Originally posted by: BollyBabe75
The part about never starting the divorce if he knew it would break her or words to that affect. To me it shows that he is not so depressed that he doesn’t have self awareness of his actions.
Yes, he has dealt with a lot but he runs away from his feelings, doesn’t reach out and tries to handle it alone. He has an irrational fear of having a child for some probably traumatic reason, and refuses to discuss it with his wife. Finally, it’s all catching up to him.

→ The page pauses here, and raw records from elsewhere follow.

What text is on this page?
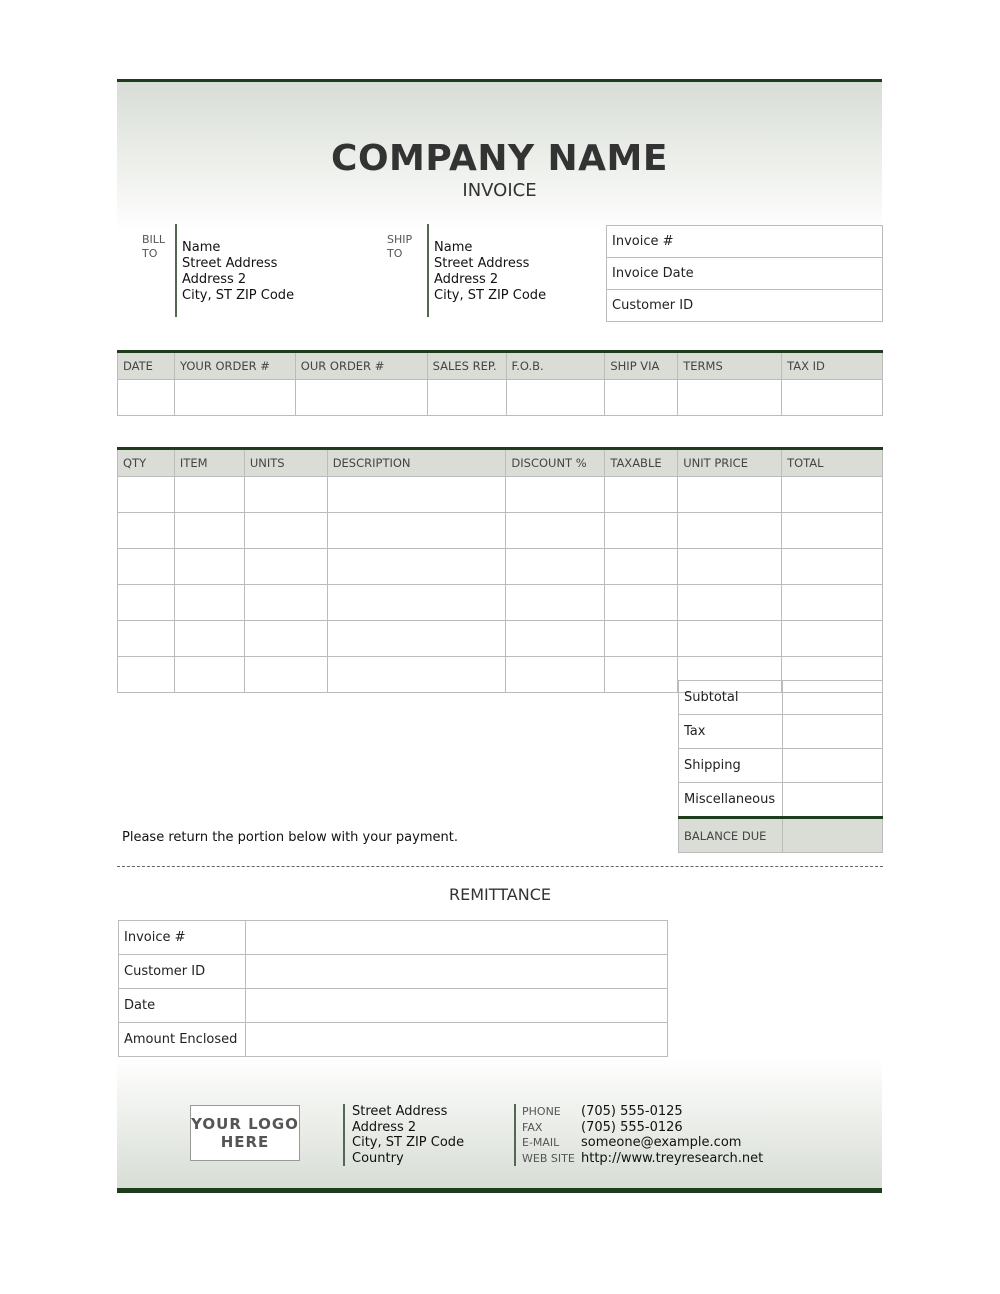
COMPANY NAME
INVOICE
BILL
TO	Name
Street Address
Address 2
City, ST ZIP Code
SHIP
TO	Name
Street Address
Address 2
City, ST ZIP Code
Invoice #
Invoice Date
Customer ID
DATE	YOUR ORDER #	OUR ORDER #	SALES REP.	F.O.B.	SHIP VIA	TERMS	TAX ID

QTY	ITEM	UNITS	DESCRIPTION	DISCOUNT %	TAXABLE	UNIT PRICE	TOTAL

Subtotal	
Tax	
Shipping	
Miscellaneous	
BALANCE DUE	
Please return the portion below with your payment.
REMITTANCE
Invoice #	
Customer ID	
Date	
Amount Enclosed	
YOUR LOGO
HERE
Street Address
Address 2
City, ST ZIP Code
Country
PHONE	(705) 555-0125
FAX	(705) 555-0126
E-MAIL	someone@example.com
WEB SITE http://www.treyresearch.net
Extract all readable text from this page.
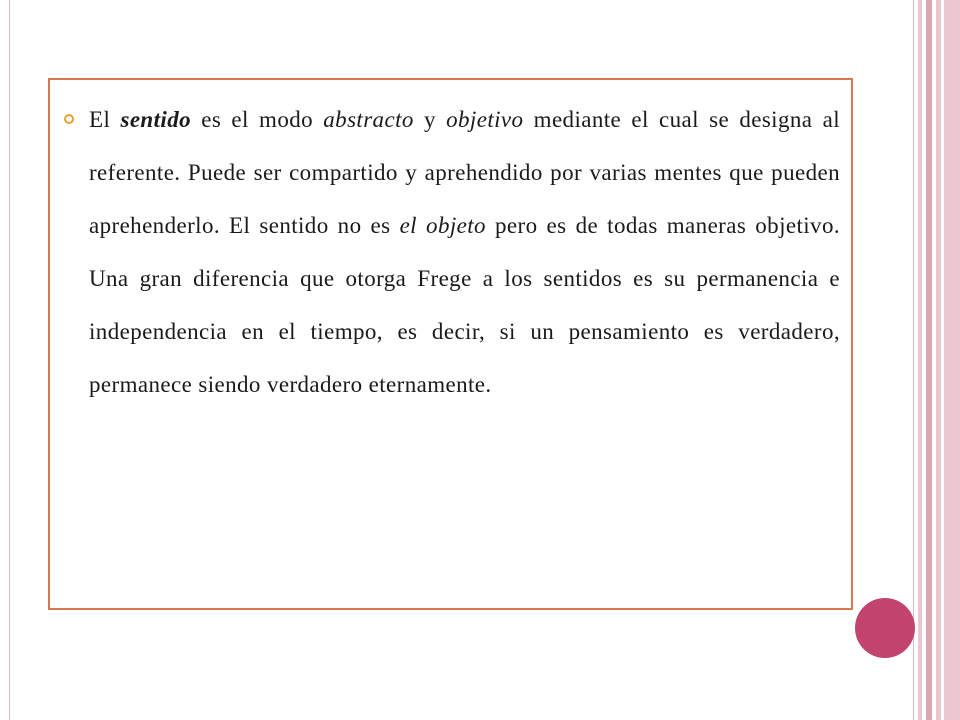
El sentido es el modo abstracto y objetivo mediante el cual se designa al referente. Puede ser compartido y aprehendido por varias mentes que pueden aprehenderlo. El sentido no es el objeto pero es de todas maneras objetivo. Una gran diferencia que otorga Frege a los sentidos es su permanencia e independencia en el tiempo, es decir, si un pensamiento es verdadero, permanece siendo verdadero eternamente.
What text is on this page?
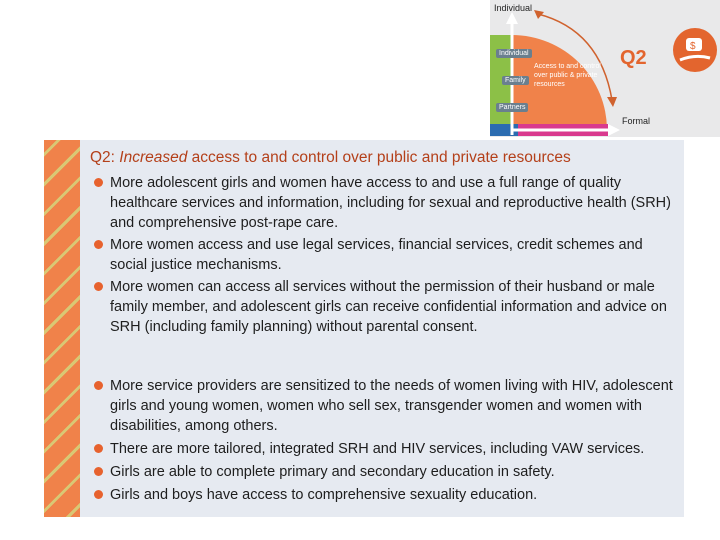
$
Individual
Formal
Individual
Family
Partners
Access to and control over public & private resources
Q2
Q2: Increased access to and control over public and private resources
More adolescent girls and women have access to and use a full range of quality healthcare services and information, including for sexual and reproductive health (SRH) and comprehensive post-rape care.
More women access and use legal services, financial services, credit schemes and social justice mechanisms.
More women can access all services without the permission of their husband or male family member, and adolescent girls can receive confidential information and advice on SRH (including family planning) without parental consent.
More service providers are sensitized to the needs of women living with HIV, adolescent girls and young women, women who sell sex, transgender women and women with disabilities, among others.
There are more tailored, integrated SRH and HIV services, including VAW services.
Girls are able to complete primary and secondary education in safety.
Girls and boys have access to comprehensive sexuality education.
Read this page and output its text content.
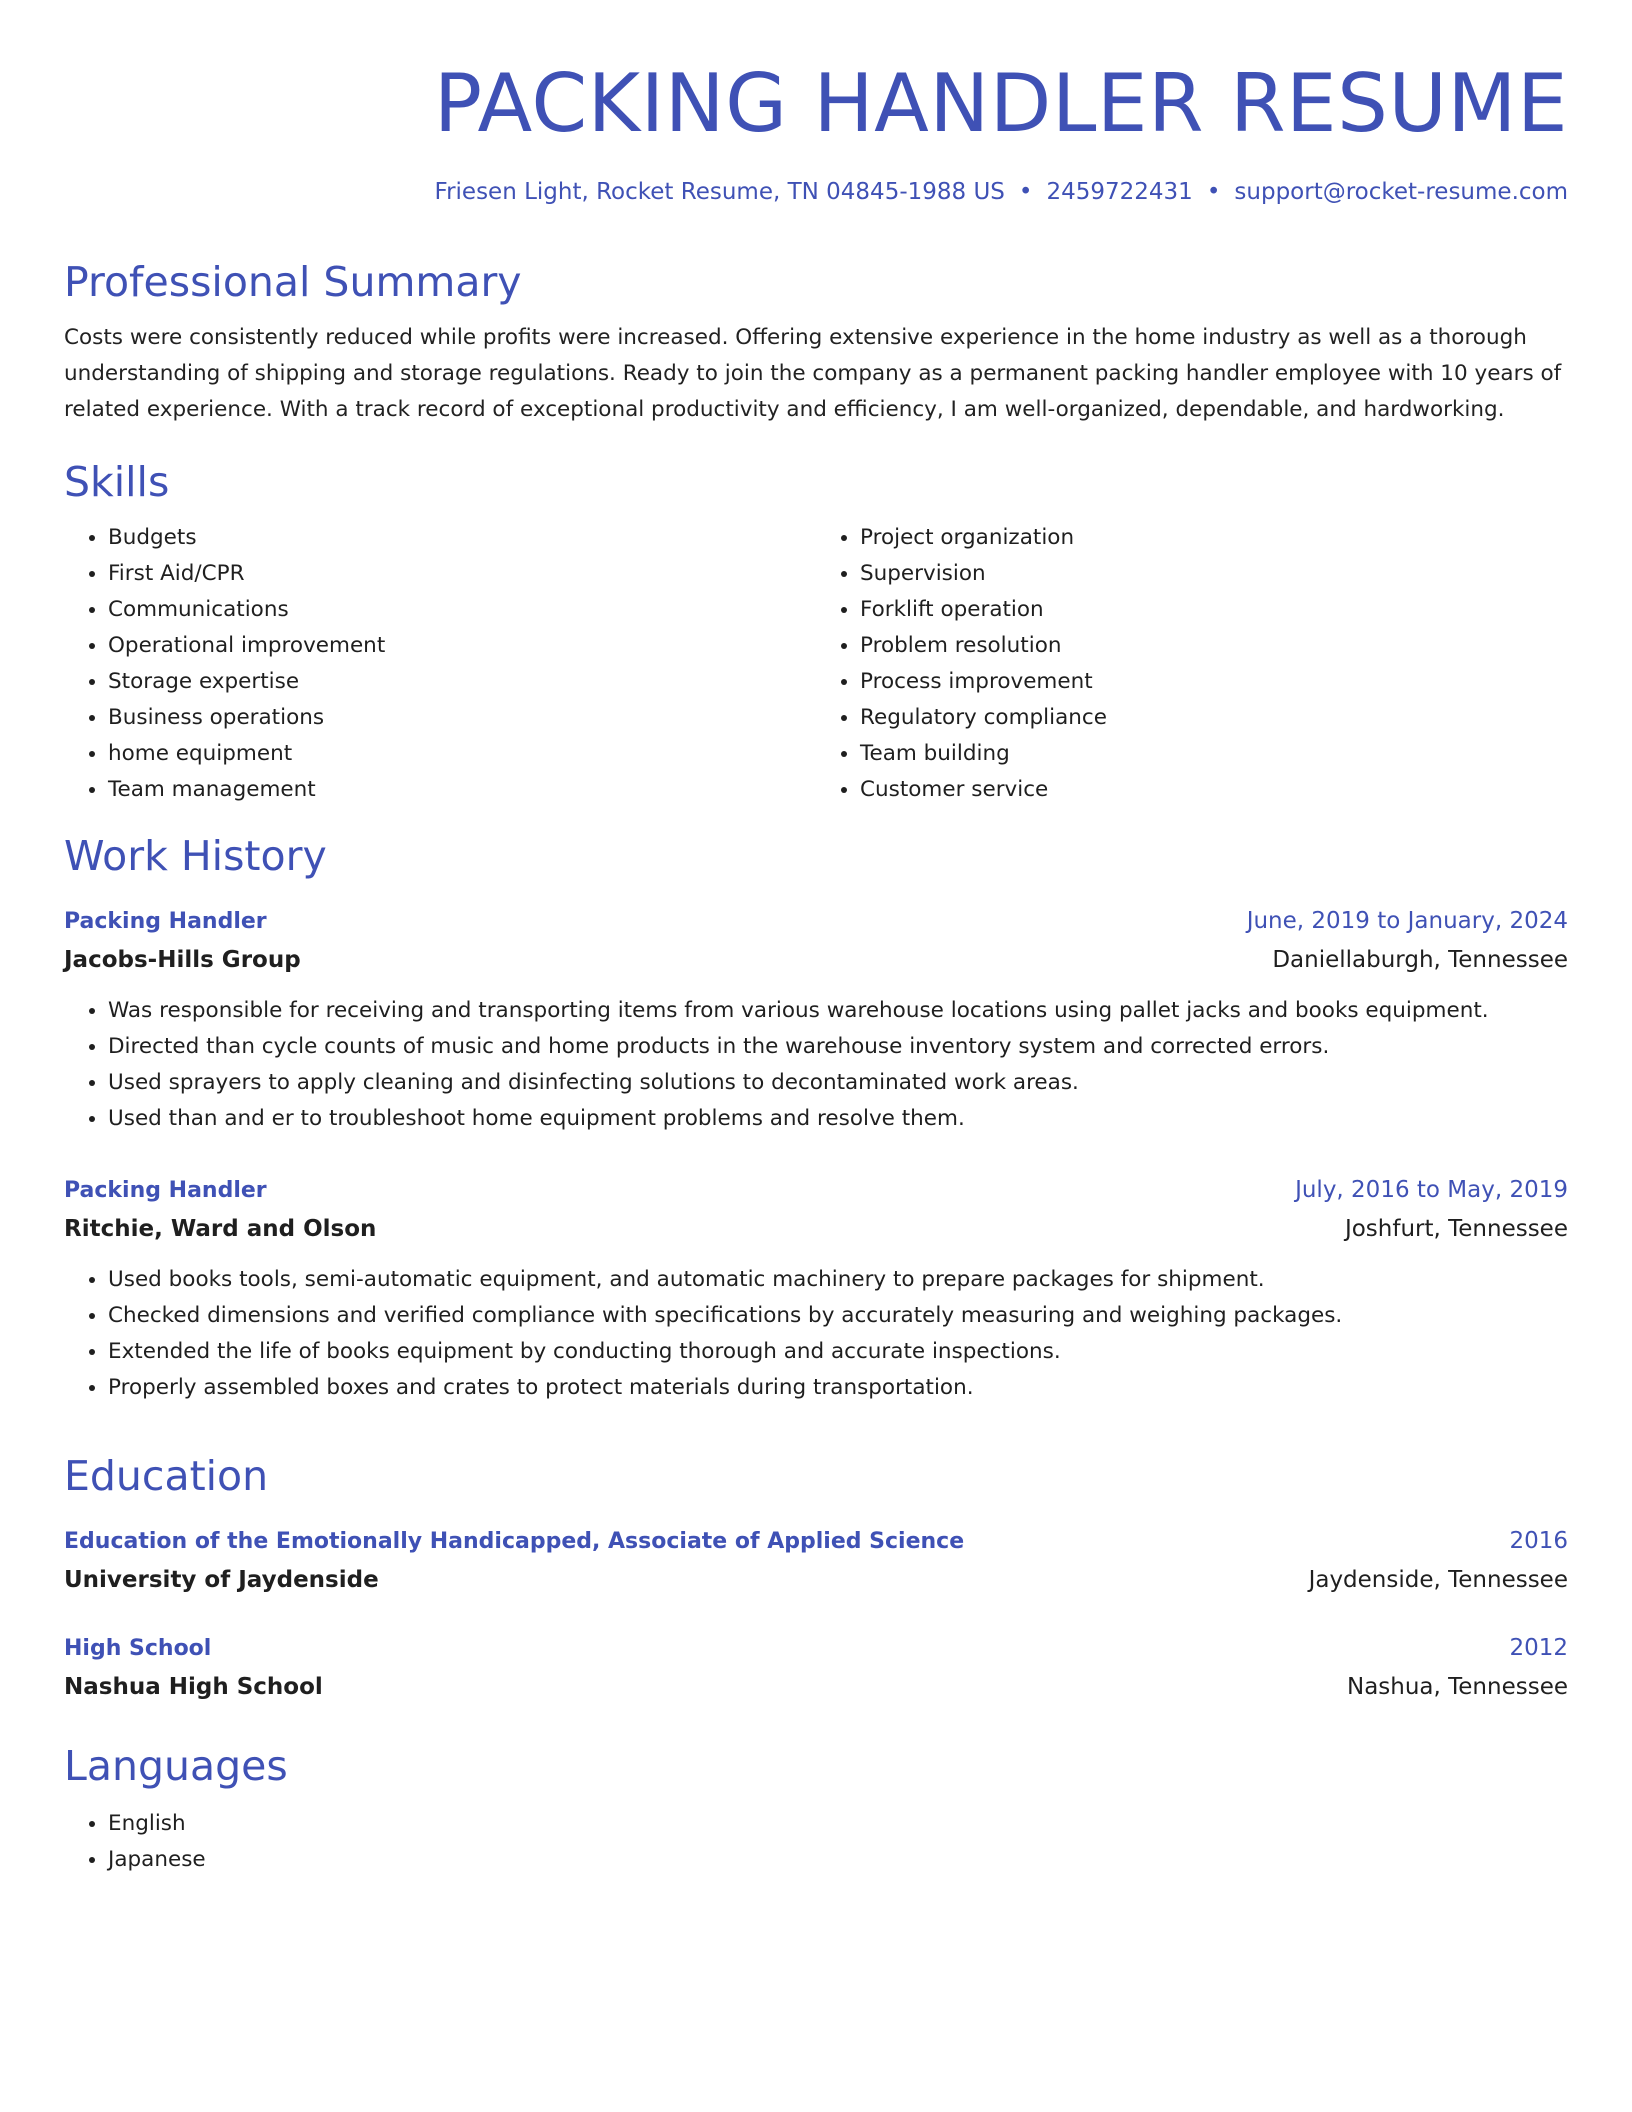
PACKING HANDLER RESUME
Friesen Light, Rocket Resume, TN 04845-1988 US • 2459722431 • support@rocket-resume.com
Professional Summary
Costs were consistently reduced while profits were increased. Offering extensive experience in the home industry as well as a thorough understanding of shipping and storage regulations. Ready to join the company as a permanent packing handler employee with 10 years of related experience. With a track record of exceptional productivity and efficiency, I am well-organized, dependable, and hardworking.
Skills
• Budgets
• First Aid/CPR
• Communications
• Operational improvement
• Storage expertise
• Business operations
• home equipment
• Team management
• Project organization
• Supervision
• Forklift operation
• Problem resolution
• Process improvement
• Regulatory compliance
• Team building
• Customer service
Work History
Packing Handler	June, 2019 to January, 2024
Jacobs-Hills Group	Daniellaburgh, Tennessee
• Was responsible for receiving and transporting items from various warehouse locations using pallet jacks and books equipment.
• Directed than cycle counts of music and home products in the warehouse inventory system and corrected errors.
• Used sprayers to apply cleaning and disinfecting solutions to decontaminated work areas.
• Used than and er to troubleshoot home equipment problems and resolve them.
Packing Handler	July, 2016 to May, 2019
Ritchie, Ward and Olson	Joshfurt, Tennessee
• Used books tools, semi-automatic equipment, and automatic machinery to prepare packages for shipment.
• Checked dimensions and verified compliance with specifications by accurately measuring and weighing packages.
• Extended the life of books equipment by conducting thorough and accurate inspections.
• Properly assembled boxes and crates to protect materials during transportation.
Education
Education of the Emotionally Handicapped, Associate of Applied Science	2016
University of Jaydenside	Jaydenside, Tennessee
High School	2012
Nashua High School	Nashua, Tennessee
Languages
• English
• Japanese
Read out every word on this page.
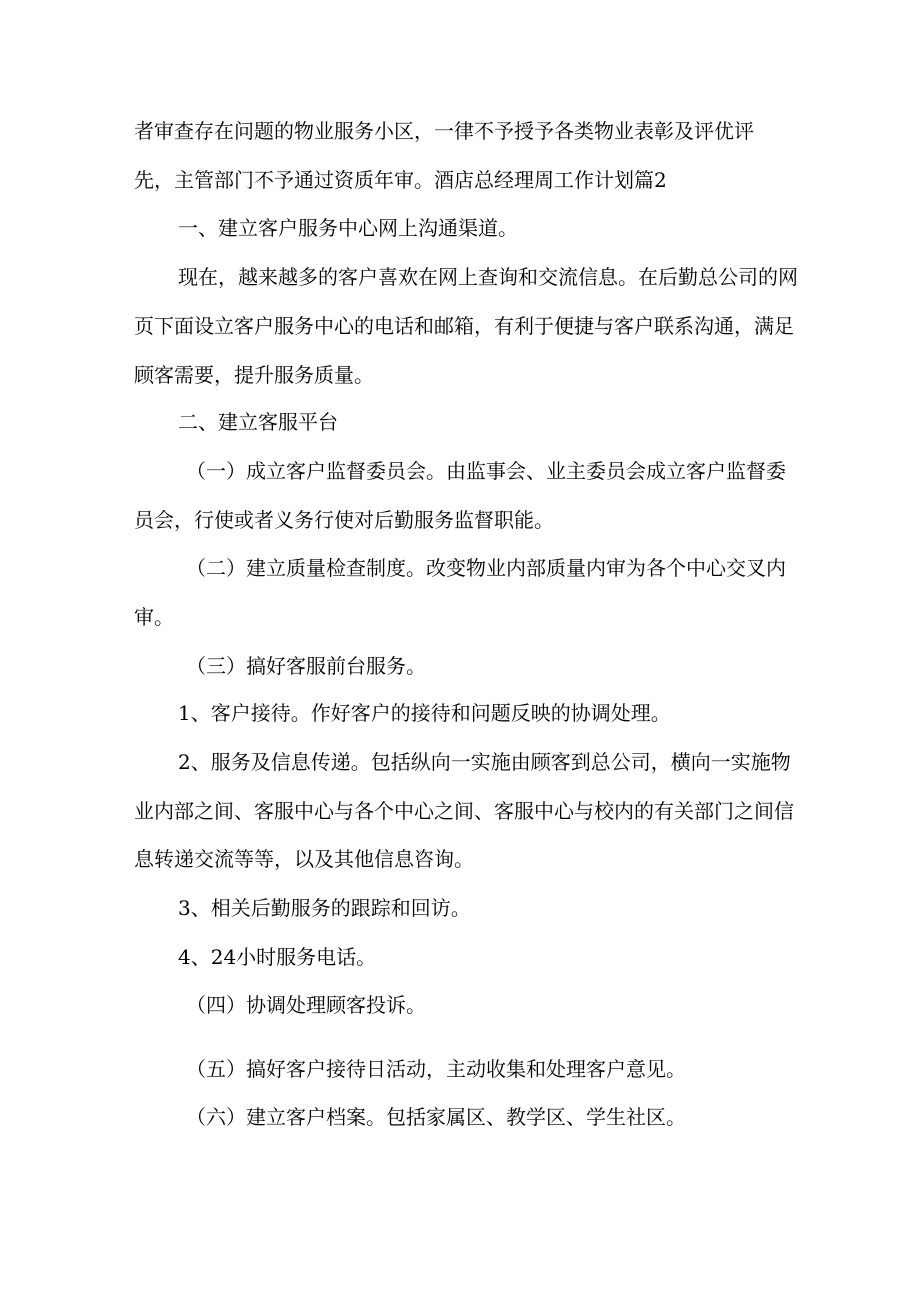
者审查存在问题的物业服务小区，一律不予授予各类物业表彰及评优评

先，主管部门不予通过资质年审。酒店总经理周工作计划篇2

一、建立客户服务中心网上沟通渠道。

现在，越来越多的客户喜欢在网上查询和交流信息。在后勤总公司的网

页下面设立客户服务中心的电话和邮箱，有利于便捷与客户联系沟通，满足

顾客需要，提升服务质量。

二、建立客服平台

（一）成立客户监督委员会。由监事会、业主委员会成立客户监督委

员会，行使或者义务行使对后勤服务监督职能。

（二）建立质量检查制度。改变物业内部质量内审为各个中心交叉内

审。

（三）搞好客服前台服务。

1、客户接待。作好客户的接待和问题反映的协调处理。

2、服务及信息传递。包括纵向一实施由顾客到总公司，横向一实施物

业内部之间、客服中心与各个中心之间、客服中心与校内的有关部门之间信

息转递交流等等，以及其他信息咨询。

3、相关后勤服务的跟踪和回访。

4、24小时服务电话。

（四）协调处理顾客投诉。

（五）搞好客户接待日活动，主动收集和处理客户意见。

（六）建立客户档案。包括家属区、教学区、学生社区。
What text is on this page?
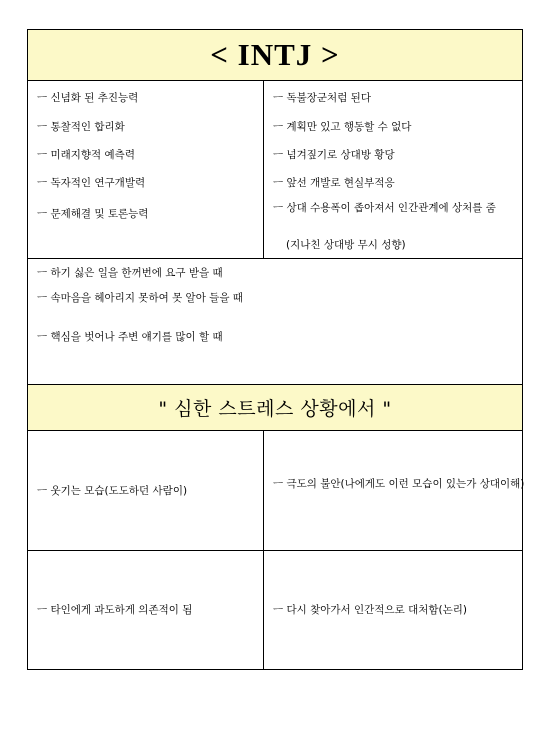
< INTJ >
ㅡ 신념화 된 추진능력
ㅡ 통찰적인 합리화
ㅡ 미래지향적 예측력
ㅡ 독자적인 연구개발력
ㅡ 문제해결 및 토론능력
ㅡ 독불장군처럼 된다
ㅡ 계획만 있고 행동할 수 없다
ㅡ 넘겨짚기로 상대방 황당
ㅡ 앞선 개발로 현실부적응
ㅡ 상대 수용폭이 좁아져서 인간관계에 상처를 줌
(지나친 상대방 무시 성향)
ㅡ 하기 싫은 일을 한꺼번에 요구 받을 때
ㅡ 속마음을 헤아리지 못하여 못 알아 들을 때
ㅡ 핵심을 벗어나 주변 얘기를 많이 할 때
" 심한 스트레스 상황에서 "
ㅡ 웃기는 모습(도도하던 사람이)
ㅡ 극도의 불안(나에게도 이런 모습이 있는가 상대이해)
ㅡ 타인에게 과도하게 의존적이 됨	ㅡ 다시 찾아가서 인간적으로 대처함(논리)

He functions well outwardly so others don’t suspect his out of control feelings. But the point is he knows he is spiraling, thinks about going for counseling and as his habit runs away from confronting and thinks he can handle it on his own and the bad decisions start and pile up. He himself realizes he could use help and doesn’t act on it. Now that he has rendered devastation it looks like he may be willing to seek councilling.
I think we mixing up his personality, his upbringing, and the issues he is facing. He did not get help before the divorce because he thought he could handle whatever was happening. But once divorce goes through, he is unable to sleep, worried out of his mind for Khushi and he finds the help. Or atleast goes to the doctor to get sleeping pills. His limits are different from what we think should be.
And if you notice, he does not get help until he thinks he is the only one suffering. He genuinely tries to have a baby with Khushi, but each time he is unable to. And everytime Khushi tells him the pregnancy test was negative, he cannot help but feel relief. He is a 100% convinced he would never want kids. He does not think his not wanting kids is a mental health issue. So why would he seek help at that time? Maybe the reason for not wanting kids is something he KNOWS he would never get closure on. And he could just be convinced that no mental health professional in the world can make him want to have kids. So why would he go get help?
When you say people are coddling him, I do not agree with that assessment. No one is cutting him slack for his decisions to not talk to Khushi. But there is an acknowledgement of logic behind why he didn't talk to her about the baby issue, from his perspective. Even if he had talked he was convinced Khushi would compromise for him. And he did not want her to compromise for him anymore. And he did not want to keep feeling guilty anymore. I can understand why he thought of divorce.
Everything that happened after that was unfortunate. Yes, he stayed back at that party, but that does not mean he deserved to get raped/molested. The pregnancy scam. The photos. Khushi finding out before he could talk to her. Khushi misunderstanding why he had lawyers involved already. It's like a chain reaction in a nuclear reactor. Murphy's Law.
You cannot find empathy for Arnav and feel that readers here are cutting him a lot of slack. But why does no one ask why Khushi does not confront a husband of 10 years for cheating before leaving him and cutting him off? The same question that she asks Arnav after returning from Lucknow, could have been asked before going to Lucknow. Why not? It is because people behave differently in the face of life changing events. When she was faced with the idea of divorce, she was able to put Arnav in the front. She even thought "oh he must have thought through what he has decided". Or that "he never loved her/does not love her". Or that she was burden. She also thought at least she has some family to go back to. But her rock bottom came when she realized that no, she does not have anyone!. That is when she had the courage to ask him the question of why he did that to her. For the first time, she was able to put herself in front of Arnav's needs and ask that question for the sake of her self respect!
Anyway, I digress. But the point I am trying to make is that timing is everything in people's lives. We have the third person point of view and hence, we are able to pinpoint and say, oh he should have gotten help here. Oh he should have known. But no, people do not react that way when faced with such agony.